La presa inglese: il suo funzionamento

Durante il soggiorno nel Regno Unito necessariamente si prenderà confidenza con la presa inglese, che sia per caricare un cellulare oppure per alimentare l’asciugacapelli, quindi è buona norma capirne il funzionamento per non trovarsi impreparati. Solo a titolo informativo è bene sapere che il voltaggio della presa inglese è maggiore rispetto a quello italiano, ma ciò non comporta differenze nel suo utilizzo. Importante, invece, è conoscere l’oggetto che risulta indispensabile per far funzionare una presa inglese con i nostri apparecchi italiani: l’adattatore. Senza di esso le nostre spine di corrente non potranno entrare nella presa e non sarà possibile alimentare alcun dispositivo elettrico. Gli adattatori si possono acquistare perfino all’aeroporto ma il loro costo è maggiorato, per cui è preferibile munirsi di questo piccolo oggetto prima di recarsi in Inghilterra acquistandolo in Italia dove il suo prezzo è sicuramente minore e riponendolo in valigia. Ma attenzione al fusibile: gli adattatori non sono tutti uguali e alcuni di essi non reggono certi apparecchi elettrici.

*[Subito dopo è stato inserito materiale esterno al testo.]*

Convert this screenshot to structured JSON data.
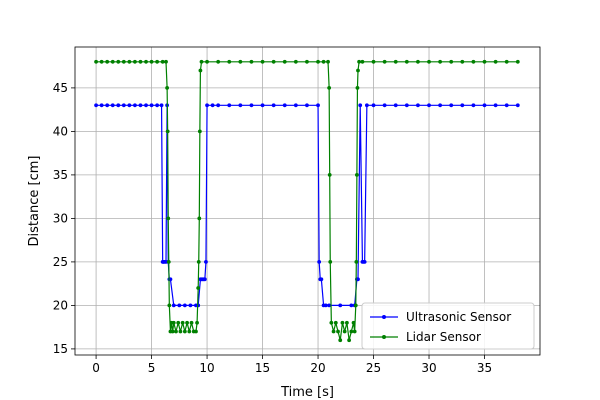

Tipi di adattatori per la presa inglese

Nel momento in cui ci rechiamo in negozio ad acquistare un adattatore è possibile scegliere fra quello per presa universale e quello per presa semplice per l’Inghilterra. Il primo è un adattatore internazionale, formato da due diverse entrate usb e supporta diverse tensioni. Il secondo invece è un tipo di adattatore che può essere utilizzato solamente per le prese britanniche. Rispetto all’adattatore universale è molto più semplice ma funzionale. All’interno di un sito vengono svelati alcuni trucchi per utilizzare la presa inglese anche senza l’ausilio dell’adattatore. Sapevate che anche con una semplice ciabatta si può utilizzare la presa inglese senza alcun adattatore? Date un’occhiata alla pagina sopra citata per saperne di più.

Ulteriori curiosità sulla presa inglese

Erroneamente è un pensiero comune associare la presa inglese solo al Regno Unito. Il nome sicuramente trae in inganno, ma una conoscenza più approfondita permette di sapere che anche recandosi in altre zone del mondo è possibile trovarsi dinanzi ad una presa di tipo inglese. Cipro, Malta ed Irlanda possiedono lo stesso meccanismo di alimentazione della corrente e anche qui munirsi di un adattatore è la soluzione giusta per svolgere le operazioni quotidiane per caricare smartphone, tablet, pc o utilizzare rasoi elettrici e phon. Fortunatamente gli adattatori sono reperibili in diversi negozi, soprattutto quelli specializzati in materiale elettrico, ma, data la sua importanza, ormai anche in Italia si possono comprare ovunque. Un bel risparmio si ottiene navigando sul web in siti come Amazon, che offrono diverse tipologie e con prezzi veramente competitivi. La presa inglese, dunque, non è più un limite per l’italiano che decide di visitare le terre straniere che la utilizzano, ma solo uno dei tanti modi per adeguarsi ad una cultura differente con i mezzi che la tecnologia oggi ci offre per migliorare anche le più semplici attività della vita di ogni giorno, che troppe volte facciamo in maniera quasi del tutto automatica.